The PMF_score is the score corresponding (but NOT equal) to the Drugscore we used to generate the docking poses.
Fig. 15 Table listed according to PMF_score
(original FlexX Drugscore scores, recall Table 1)
Look at the performance of the five scoring functions (ranking of known ligands )
Are different scores correlated ?
To see the possible correlations between different scores, plot one score versus another one.

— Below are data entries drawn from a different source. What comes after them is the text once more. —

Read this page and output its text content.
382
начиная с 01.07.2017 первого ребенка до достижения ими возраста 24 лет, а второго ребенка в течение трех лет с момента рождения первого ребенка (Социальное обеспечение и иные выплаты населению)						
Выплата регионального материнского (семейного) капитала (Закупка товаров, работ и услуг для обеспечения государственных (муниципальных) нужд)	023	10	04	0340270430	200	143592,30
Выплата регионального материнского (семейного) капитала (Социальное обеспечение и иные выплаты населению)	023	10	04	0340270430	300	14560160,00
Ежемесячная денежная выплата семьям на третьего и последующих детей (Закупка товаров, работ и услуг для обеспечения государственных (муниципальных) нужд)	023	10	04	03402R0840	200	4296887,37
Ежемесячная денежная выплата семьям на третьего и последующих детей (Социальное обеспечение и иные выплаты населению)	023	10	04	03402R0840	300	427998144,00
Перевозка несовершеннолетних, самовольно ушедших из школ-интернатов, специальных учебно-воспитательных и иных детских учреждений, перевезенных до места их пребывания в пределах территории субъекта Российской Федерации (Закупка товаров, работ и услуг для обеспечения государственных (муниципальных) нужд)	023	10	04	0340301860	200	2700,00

Graph (Spreadsheet menu) >> Scatter
X axis :any of the 7 scores
Y axis : any of the seven scores
Z axis : omit
Color : uniform
Press the Create button.
For most of all possible 2D plots, 4 out of the 5 known ligands are well separated from the random
pool. By selecting the Pick Points option in the Spreadsheet, you can click any point and identify
the corresponding hit as well as its structure (Fig.16)
Fig. 15 Scatter plot
Delete all molecules and backgrounds:
Built/Edit >> Zap (Delete) Molecule
View >> Delete All Backgrounds
File (Spreadsheet menu) >> Close >> No
Sybyl > exit [ENTER]
!! Warning: Command to execute in the bottom blue shell
FlexX can accurately dock ligands in the binding site of the ERa receptor and discriminate 6 out
of 6 known ligands from a random pool of small molecular-weight molecules.